Und so rang sich der Käptn schweren Herzens dazu durch, trotz der blauen Flecken am Rumpf und der schmerzenden Kratzer an Armen und Händen, die neue Pumpe wieder auszubauen, dann die alte, gesäuberte Pumpe aus der Ersatzteilkiste zu kramen und diese wieder einzubauen. Um die Mühsal dieser Arbeit einmal anschaulich zu machen: In der gleichen Zeit schaffte ich es, sämtliche Flugroststellen an unserem „Tafelsilber“ an Deck zu entfernen sowie das gesamte Teakdeck zu schrubben!

Aber: Nun tropft es nicht mehr!!!

Bisher hatte ich nicht ein einziges Mal gekocht. Der Herd war nämlich noch nicht angeschlossen, weil wir im Herbst den alten Gasschlauch abmontiert hatten. Aus Sicherheitsgründen muss dieser von Zeit zu Zeit erneuert werden, was nun, da das Pumpenproblem gelöst war, endlich erledigt werden sollte.

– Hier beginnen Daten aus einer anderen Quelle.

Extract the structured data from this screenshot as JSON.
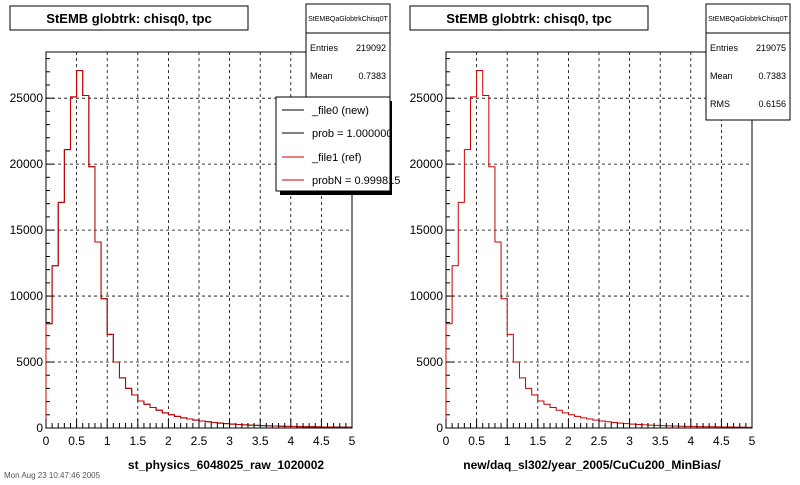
{
  "panels": [
    {
      "title": "StEMB globtrk: chisq0, tpc",
      "stats": {
        "name": "StEMBQaGlobtrkChisq0T",
        "entries_label": "Entries",
        "entries_value": "219092",
        "mean_label": "Mean",
        "mean_value": "0.7383",
        "rms_label": "",
        "rms_value": ""
      },
      "legend": [
        {
          "text": "_file0 (new)",
          "color": "#000000"
        },
        {
          "text": "prob = 1.000000",
          "color": "#000000"
        },
        {
          "text": "_file1 (ref)",
          "color": "#cc0000"
        },
        {
          "text": "probN = 0.999815",
          "color": "#cc0000"
        }
      ],
      "xlabel": "st_physics_6048025_raw_1020002"
    },
    {
      "title": "StEMB globtrk: chisq0, tpc",
      "stats": {
        "name": "StEMBQaGlobtrkChisq0T",
        "entries_label": "Entries",
        "entries_value": "219075",
        "mean_label": "Mean",
        "mean_value": "0.7383",
        "rms_label": "RMS",
        "rms_value": "0.6156"
      },
      "legend": [],
      "xlabel": "new/daq_sl302/year_2005/CuCu200_MinBias/"
    }
  ],
  "footer_text": "Mon Aug 23 10:47:46 2005",
  "chart_data": [
    {
      "type": "histogram",
      "title": "StEMB globtrk: chisq0, tpc",
      "xlabel": "st_physics_6048025_raw_1020002",
      "ylabel": "",
      "xlim": [
        0,
        5
      ],
      "ylim": [
        0,
        28500
      ],
      "grid": true,
      "legend_position": "top-right",
      "bin_width": 0.1,
      "x_ticks": [
        "0",
        "0.5",
        "1",
        "1.5",
        "2",
        "2.5",
        "3",
        "3.5",
        "4",
        "4.5",
        "5"
      ],
      "y_ticks": [
        "0",
        "5000",
        "10000",
        "15000",
        "20000",
        "25000"
      ],
      "series": [
        {
          "name": "_file0 (new)",
          "color": "#000000",
          "values": [
            7900,
            12300,
            17100,
            21100,
            25100,
            27100,
            25200,
            19800,
            14100,
            9800,
            7100,
            5000,
            3800,
            3000,
            2500,
            2050,
            1800,
            1550,
            1350,
            1150,
            1000,
            880,
            770,
            680,
            600,
            530,
            470,
            420,
            370,
            330,
            295,
            265,
            240,
            215,
            195,
            178,
            162,
            148,
            136,
            125,
            115,
            106,
            98,
            91,
            84,
            78,
            73,
            68,
            64,
            60
          ]
        },
        {
          "name": "_file1 (ref)",
          "color": "#cc0000",
          "values": [
            7900,
            12300,
            17100,
            21100,
            25100,
            27100,
            25200,
            19800,
            14100,
            9800,
            7100,
            5000,
            3800,
            3000,
            2500,
            2050,
            1800,
            1550,
            1350,
            1150,
            1000,
            880,
            770,
            680,
            600,
            530,
            470,
            420,
            370,
            330,
            295,
            265,
            240,
            215,
            195,
            178,
            162,
            148,
            136,
            125,
            115,
            106,
            98,
            91,
            84,
            78,
            73,
            68,
            64,
            60
          ]
        }
      ]
    },
    {
      "type": "histogram",
      "title": "StEMB globtrk: chisq0, tpc",
      "xlabel": "new/daq_sl302/year_2005/CuCu200_MinBias/",
      "ylabel": "",
      "xlim": [
        0,
        5
      ],
      "ylim": [
        0,
        28500
      ],
      "grid": true,
      "bin_width": 0.1,
      "x_ticks": [
        "0",
        "0.5",
        "1",
        "1.5",
        "2",
        "2.5",
        "3",
        "3.5",
        "4",
        "4.5",
        "5"
      ],
      "y_ticks": [
        "0",
        "5000",
        "10000",
        "15000",
        "20000",
        "25000"
      ],
      "series": [
        {
          "name": "",
          "color": "#cc0000",
          "values": [
            7900,
            12300,
            17100,
            21100,
            25100,
            27100,
            25200,
            19800,
            14100,
            9800,
            7100,
            5000,
            3800,
            3000,
            2500,
            2050,
            1800,
            1550,
            1350,
            1150,
            1000,
            880,
            770,
            680,
            600,
            530,
            470,
            420,
            370,
            330,
            295,
            265,
            240,
            215,
            195,
            178,
            162,
            148,
            136,
            125,
            115,
            106,
            98,
            91,
            84,
            78,
            73,
            68,
            64,
            60
          ]
        }
      ]
    }
  ]
}
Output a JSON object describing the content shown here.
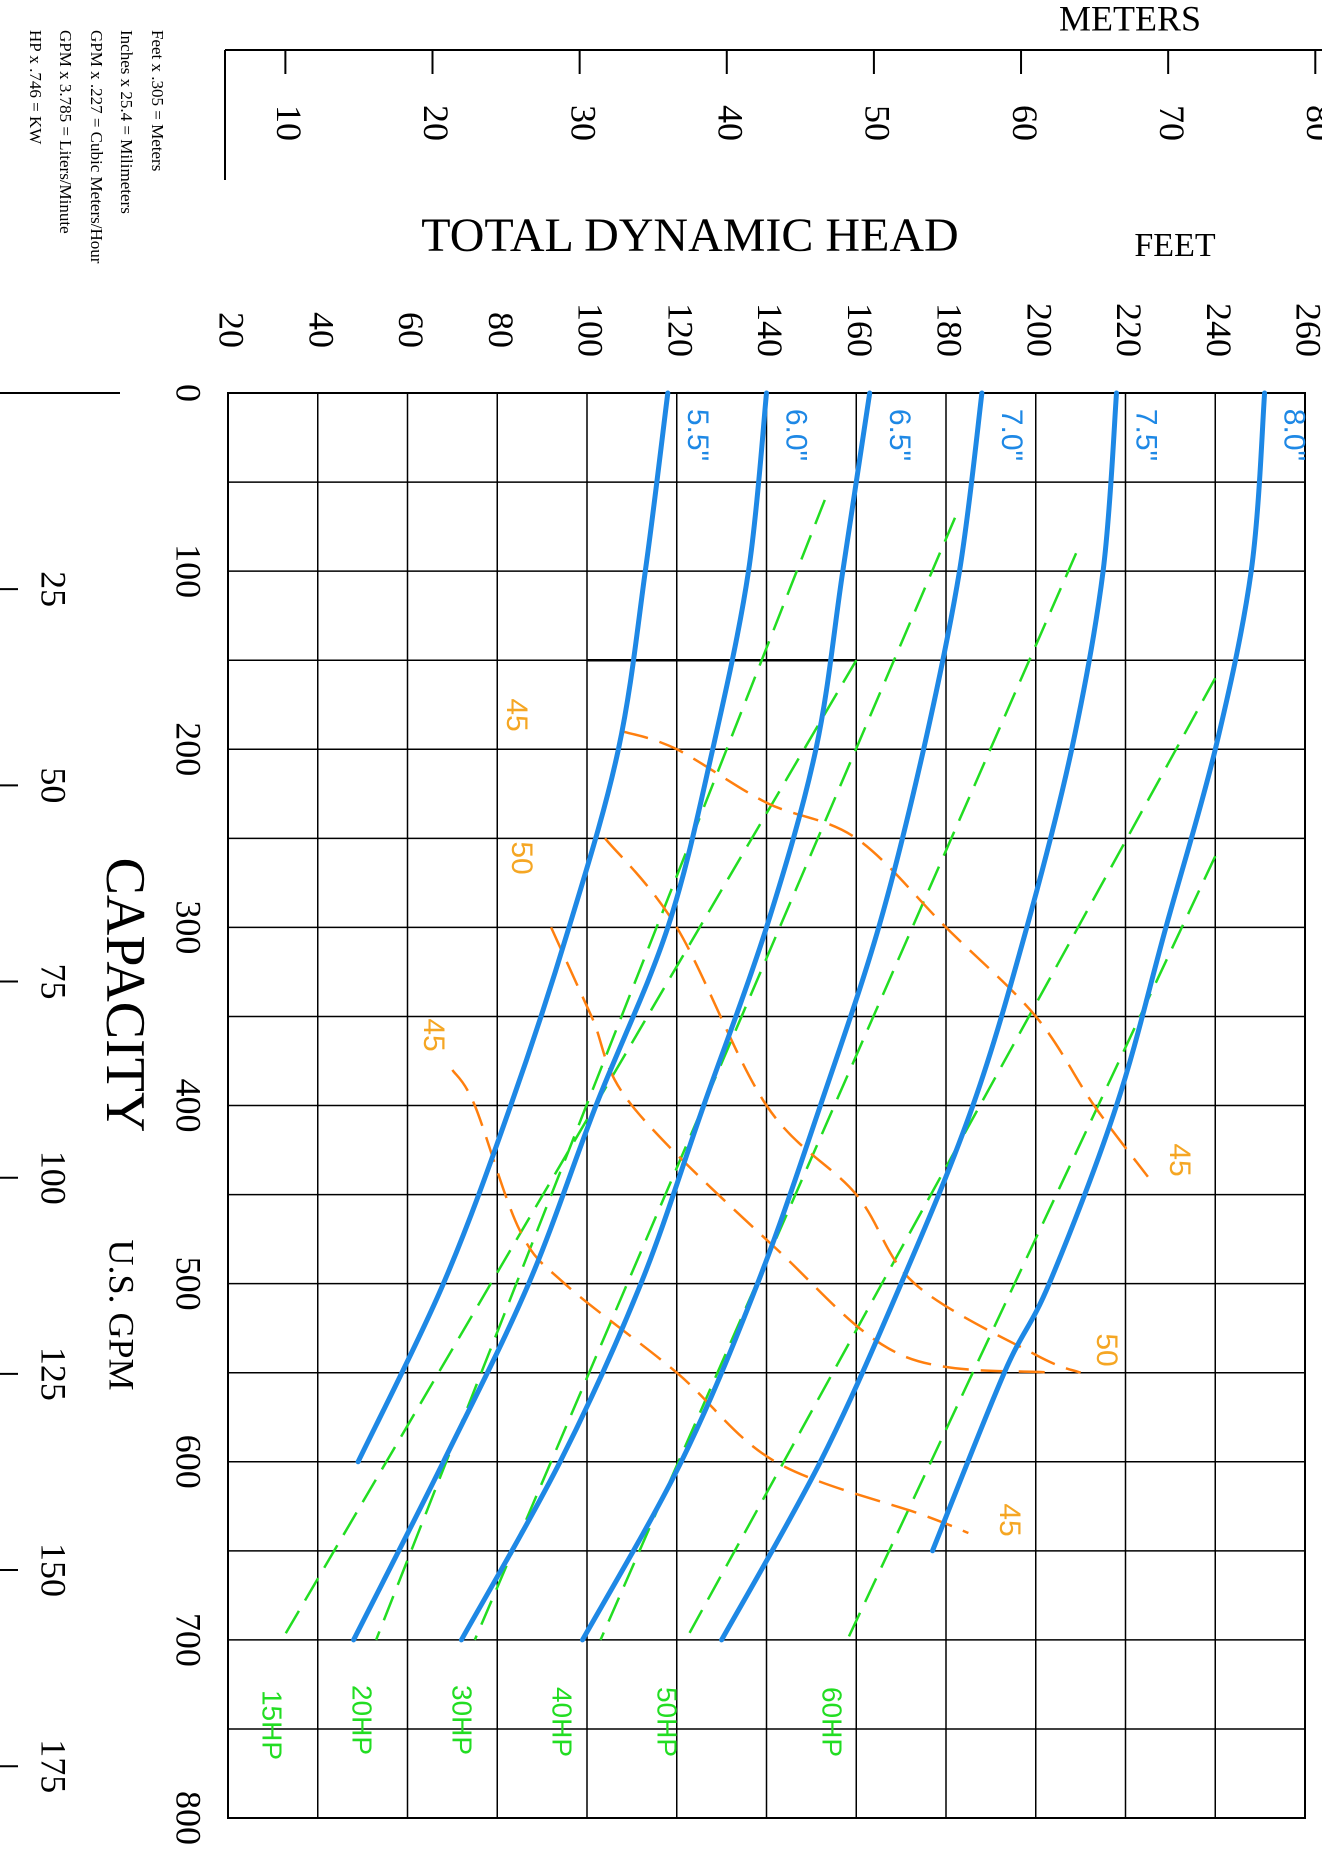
{
  "chart_data": {
    "type": "line",
    "title": "TOTAL DYNAMIC HEAD",
    "xlabel": "CAPACITY",
    "xlabel_units": "U.S. GPM",
    "ylabel_primary_units": "FEET",
    "ylabel_secondary_units": "METERS",
    "x_range": [
      0,
      800
    ],
    "x_ticks": [
      0,
      100,
      200,
      300,
      400,
      500,
      600,
      700,
      800
    ],
    "y_range": [
      20,
      260
    ],
    "y_ticks": [
      20,
      40,
      60,
      80,
      100,
      120,
      140,
      160,
      180,
      200,
      220,
      240,
      260
    ],
    "meters_ticks": [
      10,
      20,
      30,
      40,
      50,
      60,
      70,
      80
    ],
    "m3h_ticks": [
      25,
      50,
      75,
      100,
      125,
      150,
      175
    ],
    "grid": true,
    "conversions": [
      "Feet x .305 = Meters",
      "Inches x 25.4 = Milimeters",
      "GPM x .227 = Cubic Meters/Hour",
      "GPM x 3.785 = Liters/Minute",
      "HP x .746 = KW"
    ],
    "impeller_curves": [
      {
        "name": "5.5\"",
        "points": [
          [
            0,
            118
          ],
          [
            100,
            113
          ],
          [
            200,
            107
          ],
          [
            300,
            96
          ],
          [
            400,
            83
          ],
          [
            500,
            68
          ],
          [
            600,
            49
          ]
        ]
      },
      {
        "name": "6.0\"",
        "points": [
          [
            0,
            140
          ],
          [
            100,
            136
          ],
          [
            200,
            128
          ],
          [
            300,
            118
          ],
          [
            400,
            102
          ],
          [
            500,
            87
          ],
          [
            600,
            68
          ],
          [
            700,
            48
          ]
        ]
      },
      {
        "name": "6.5\"",
        "points": [
          [
            0,
            163
          ],
          [
            100,
            157
          ],
          [
            200,
            151
          ],
          [
            300,
            140
          ],
          [
            400,
            126
          ],
          [
            500,
            112
          ],
          [
            600,
            94
          ],
          [
            700,
            72
          ]
        ]
      },
      {
        "name": "7.0\"",
        "points": [
          [
            0,
            188
          ],
          [
            100,
            183
          ],
          [
            200,
            175
          ],
          [
            300,
            165
          ],
          [
            400,
            152
          ],
          [
            500,
            138
          ],
          [
            600,
            121
          ],
          [
            700,
            99
          ]
        ]
      },
      {
        "name": "7.5\"",
        "points": [
          [
            0,
            218
          ],
          [
            100,
            215
          ],
          [
            200,
            208
          ],
          [
            300,
            198
          ],
          [
            400,
            186
          ],
          [
            500,
            170
          ],
          [
            600,
            152
          ],
          [
            700,
            130
          ]
        ]
      },
      {
        "name": "8.0\"",
        "points": [
          [
            0,
            251
          ],
          [
            100,
            248
          ],
          [
            200,
            240
          ],
          [
            300,
            229
          ],
          [
            400,
            218
          ],
          [
            500,
            203
          ],
          [
            550,
            193
          ],
          [
            650,
            177
          ]
        ]
      }
    ],
    "horsepower_curves": [
      {
        "name": "15HP",
        "points": [
          [
            150,
            160
          ],
          [
            700,
            32
          ]
        ]
      },
      {
        "name": "20HP",
        "points": [
          [
            60,
            153
          ],
          [
            700,
            53
          ]
        ]
      },
      {
        "name": "30HP",
        "points": [
          [
            70,
            182
          ],
          [
            700,
            75
          ]
        ]
      },
      {
        "name": "40HP",
        "points": [
          [
            90,
            209
          ],
          [
            700,
            103
          ]
        ]
      },
      {
        "name": "50HP",
        "points": [
          [
            160,
            240
          ],
          [
            700,
            122
          ]
        ]
      },
      {
        "name": "60HP",
        "points": [
          [
            260,
            240
          ],
          [
            700,
            158
          ]
        ]
      }
    ],
    "efficiency_curves": [
      {
        "name": "45",
        "points": [
          [
            190,
            108
          ],
          [
            200,
            120
          ],
          [
            230,
            140
          ],
          [
            250,
            160
          ],
          [
            300,
            180
          ],
          [
            350,
            200
          ],
          [
            400,
            213
          ],
          [
            440,
            225
          ]
        ]
      },
      {
        "name": "50",
        "points": [
          [
            250,
            104
          ],
          [
            300,
            120
          ],
          [
            400,
            140
          ],
          [
            450,
            160
          ],
          [
            500,
            173
          ],
          [
            540,
            200
          ],
          [
            550,
            210
          ]
        ]
      },
      {
        "name": "50",
        "points": [
          [
            300,
            92
          ],
          [
            350,
            101
          ],
          [
            400,
            110
          ],
          [
            480,
            142
          ],
          [
            540,
            170
          ],
          [
            550,
            203
          ]
        ]
      },
      {
        "name": "45",
        "points": [
          [
            380,
            70
          ],
          [
            400,
            75
          ],
          [
            470,
            85
          ],
          [
            500,
            95
          ],
          [
            550,
            120
          ],
          [
            600,
            142
          ],
          [
            630,
            175
          ],
          [
            640,
            185
          ]
        ]
      }
    ],
    "reference_line": {
      "points": [
        [
          150,
          100
        ],
        [
          150,
          160
        ]
      ]
    }
  }
}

Gleichzeitig sollte der „Brandschutz“ neben den Gasflammen durch Aluschienen und -platten verbessert werden. Wie alle erforderlichen Ersatzteile hatten wir auch diese Dinge in einem 30-Kilo-Paket von Deutschland aus vorgeschickt bzw. im Koffer mitgenommen. Dabei leistete uns die schwere, ebenfalls im Koffer transportierte Flex gute Dienste. Leider mit dem unliebsamen Nebeneffekt, dass die Pantry anschließend von „Silberflitter“ überzogen war, was eine neue Putzorgie zur Folge hatte. Aber der Anblick meiner schönen neuen Kochstelle tröstete mich locker darüber hinweg.

Nun glänzt er wieder!

Gestern konnten wir dann gemeinsam die restlichen Decksarbeiten erledigen: Edelstahl polieren und Gelcoat wachsen.

Der Unglückskoffer liegt vollgestopft mit allen möglichen Dingen in der Hundekoje. Die Firma Niemeyer hat inzwischen auch auf unsere Mail geantwortet: Nach Rücksprache mit „Musto“ ist es erforderlich, dass wir den Koffer vorzeigen, damit der Schaden begutachtet werden kann. Fotos sind dazu nicht ausreichend. Wir können den Koffer auch gerne per Post schicken, dann müssen wir ihn beim Heimflug nicht als (unbrauchbares) Gepäckstück aufgeben. Eine andere Lösung des Problems könne man uns nicht anbieten, man verstehe aber unseren Unmut.

Das bedeutet: Wir müssen jetzt auf unsere Kosten den Koffer auf dem Postweg nach Deutschland schicken, dann einen neuen Koffer für die Heimreise kaufen und bekommen dann (hoffentlich) im Rahmen der Garantie von Musto den kaputten Koffer ersetzt.

Da spielt es auch keine Rolle, dass wir während der Selbstbauphase unseres Schiffes und die 20 Jahre danach tausende von DM bzw. Euros bei Niemeyer gelassen haben.

Aber Törper auf der Teerhofinsel in Lübeck ist auch ein sehr schöner, gut sortierter Laden mit bester Beratung. Da sollte man in Zukunft mal öfter einkaufen gehen.

Und last but not least: Die Cantiere Altamarea (www.cnaltamarea.it) können wir nur wärmstens weiterempfehlen. Mauro und sein Sohn arbeiten professionell und sind sehr hilfsbereit. Wir haben für unser Schiff incl. raus- und reinkranen für fünf Monate 1700 Euro bezahlt. Mauro hat unsere deutschen Gasflaschen zur Füllstation gebracht und wieder an Bord geliefert (50 Euro). Sogar das 30-Kilo-Postpaket hatte man an Bord unseres aufgepallten Schiffes gehieft.

In der Cantiere Altamarea am Tiberufer

  1. Oh je, da hattet ihr wirklich Pech mit dem Rad…und es stimmt, solange es ums verkaufen geht sind alle ganz fix aber wehe hinterher gibt es eine Reklamation…dann wird’s richtig kompliziert…sitze hier gerade mit einer Fotokamera im Wert eines Kleinwagens die alles macht nur keine Fotos:-(
    Wünsch euch ab jetzt eine pechfreie Reise!